Anthony Edwards has produced an elegant representation of the genetic code in all its degenerate complexity for this month's , cover explained in Touching Base. Now you have a chance to use his device to solve a puzzle. Please post your solutions to the Nature Precedings website, or send them to me and I'll add them to this blog.

Problem: Find a ‘Gray code’ order for the codons.
When the numbers 1 to 2n are written in binary form in their natural order the number of digits, 0 or 1, that change on proceeding from one number to the next varies. There exist, however, orderings in which only a single digit changes each time and the last number only differs from the first in respect of a single digit as well. These are known as Gray codes, the numbers forming a complete cycle.
The same principle can be applied to the codon triplets, ordering all 64 in a cycle such that each differs from its predecessor in exactly one position. There are many such orders, each forming a Gray code. They differ in the extent to which they group together triplets that code for the same amino-acid.
One measure of success in forming such groups would be the number of times in the cycle that neighbouring triplets code for different amino-acids (or a stop signal). Since there are 21 of these the absolute minimum of such changes between neighbours is simply 21, but this may not be attainable.
It is easy to find a Gray code ordering with 25 changes by threading a regular route through the standard table of the genetic code. But can you find one with fewer? There’s a route through the Edwards–Venn diagram given in Figure 3 of ‘Picturing the genetic code’ (Nature Precedings doi:10.1038/npre.2007.682.1) with only 23 changes of amino-acid.

P.S. Why ARE there two groups of serine codons, anyway?

June 07, 2007

Trust but verify

The Wellcome Trust Case Control Consortium presents associations to seven common diseases and I can't help asking, "so how have we done so far?" Judging by the reference list of the recent WTCCC paper in Nature, the results of 10 of the 13 Nature Genetics papers listed were replicated associations or reported associations replicated by this study.

In the data of the paper itself, evidence is presented that replicates the associations published in (at a quick but incomplete count) 6/17 past Nature Genetics papers, validating or revalidating 14/28 of the loci we have published. The reasons for failure are a rather uninstructive mixture. There are unimpressive p values for SNPs in common between studies that might indicate the initial report was a false positive, or signal a real population difference. There are many SNPs not used in both studies, a situation calling for comparison using proxy SNPs. Some previously reported loci are not considered in the WTCCC paper, and the status of these will have to be dug from the raw association data by dedicated meta-analysts.
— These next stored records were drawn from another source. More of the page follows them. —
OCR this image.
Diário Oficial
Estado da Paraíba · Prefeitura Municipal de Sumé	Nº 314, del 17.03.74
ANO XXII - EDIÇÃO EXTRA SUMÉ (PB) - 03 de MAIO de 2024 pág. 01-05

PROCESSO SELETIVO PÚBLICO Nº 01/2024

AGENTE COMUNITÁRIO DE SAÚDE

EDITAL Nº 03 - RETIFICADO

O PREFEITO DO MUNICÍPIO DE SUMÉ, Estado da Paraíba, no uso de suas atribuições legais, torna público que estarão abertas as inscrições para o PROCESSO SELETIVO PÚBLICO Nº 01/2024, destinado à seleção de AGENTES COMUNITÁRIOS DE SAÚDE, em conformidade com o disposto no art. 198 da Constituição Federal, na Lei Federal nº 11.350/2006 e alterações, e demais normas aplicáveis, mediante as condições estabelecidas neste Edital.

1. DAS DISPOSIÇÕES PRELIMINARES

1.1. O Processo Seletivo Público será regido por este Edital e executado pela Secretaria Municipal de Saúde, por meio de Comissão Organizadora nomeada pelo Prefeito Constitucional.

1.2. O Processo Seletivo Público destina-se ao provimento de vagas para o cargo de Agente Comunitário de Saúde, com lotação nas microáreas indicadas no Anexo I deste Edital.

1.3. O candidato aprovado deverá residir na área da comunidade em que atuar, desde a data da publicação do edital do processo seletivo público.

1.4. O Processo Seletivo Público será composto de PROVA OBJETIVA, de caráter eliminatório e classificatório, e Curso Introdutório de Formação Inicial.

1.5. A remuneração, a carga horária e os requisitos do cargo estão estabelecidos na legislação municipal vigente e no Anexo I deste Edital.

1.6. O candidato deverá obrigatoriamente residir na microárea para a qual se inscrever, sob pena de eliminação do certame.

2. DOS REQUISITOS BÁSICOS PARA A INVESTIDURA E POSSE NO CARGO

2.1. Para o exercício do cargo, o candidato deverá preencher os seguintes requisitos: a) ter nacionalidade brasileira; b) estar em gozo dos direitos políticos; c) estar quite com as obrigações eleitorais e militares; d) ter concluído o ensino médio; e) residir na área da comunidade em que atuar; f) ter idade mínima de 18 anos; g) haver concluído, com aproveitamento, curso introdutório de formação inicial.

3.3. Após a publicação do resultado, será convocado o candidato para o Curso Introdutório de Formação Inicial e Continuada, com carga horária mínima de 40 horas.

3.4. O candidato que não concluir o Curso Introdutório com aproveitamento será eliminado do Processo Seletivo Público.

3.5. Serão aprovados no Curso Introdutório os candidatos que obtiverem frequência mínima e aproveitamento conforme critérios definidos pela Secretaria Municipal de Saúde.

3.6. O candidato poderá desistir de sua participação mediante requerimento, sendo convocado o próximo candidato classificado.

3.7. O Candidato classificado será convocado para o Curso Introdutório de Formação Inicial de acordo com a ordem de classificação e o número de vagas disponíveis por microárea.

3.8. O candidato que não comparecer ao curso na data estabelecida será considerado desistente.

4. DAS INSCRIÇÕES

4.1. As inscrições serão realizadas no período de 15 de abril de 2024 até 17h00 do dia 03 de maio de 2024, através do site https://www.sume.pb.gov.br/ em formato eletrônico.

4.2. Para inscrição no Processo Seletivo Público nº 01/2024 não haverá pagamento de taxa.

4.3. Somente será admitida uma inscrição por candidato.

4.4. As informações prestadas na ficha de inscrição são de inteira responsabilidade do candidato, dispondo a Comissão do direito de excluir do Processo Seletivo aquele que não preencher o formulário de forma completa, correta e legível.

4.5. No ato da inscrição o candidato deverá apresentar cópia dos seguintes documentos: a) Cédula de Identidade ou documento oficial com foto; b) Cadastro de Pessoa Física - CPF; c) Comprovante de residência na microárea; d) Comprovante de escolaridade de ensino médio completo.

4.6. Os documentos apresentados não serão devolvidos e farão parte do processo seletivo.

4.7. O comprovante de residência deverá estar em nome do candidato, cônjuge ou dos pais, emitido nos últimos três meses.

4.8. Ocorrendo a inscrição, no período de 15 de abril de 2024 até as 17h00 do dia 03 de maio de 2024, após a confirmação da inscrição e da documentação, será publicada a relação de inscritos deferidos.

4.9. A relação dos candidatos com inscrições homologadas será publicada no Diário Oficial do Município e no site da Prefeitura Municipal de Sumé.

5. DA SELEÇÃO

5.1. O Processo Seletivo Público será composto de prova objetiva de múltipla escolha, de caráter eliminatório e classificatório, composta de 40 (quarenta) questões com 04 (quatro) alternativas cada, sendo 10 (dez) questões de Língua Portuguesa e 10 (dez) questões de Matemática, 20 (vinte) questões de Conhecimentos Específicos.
Despite the awesome scale of the WTCCC scan, it is considered by many to be a hypothesis generating exercise and an accompanying Feature from Stephen Chanock, Teri Manolio and many colleagues warns of the necessity to replicate association results.

Replication is certainly powerful in the wake of such a big screen. The primary scan of nearly 500,000 SNPs across 17,000 people for seven diseases has so far resulted in evidence for 24 newly or multiply replicated common variant loci for three diseases that have been verified in just three replication papers.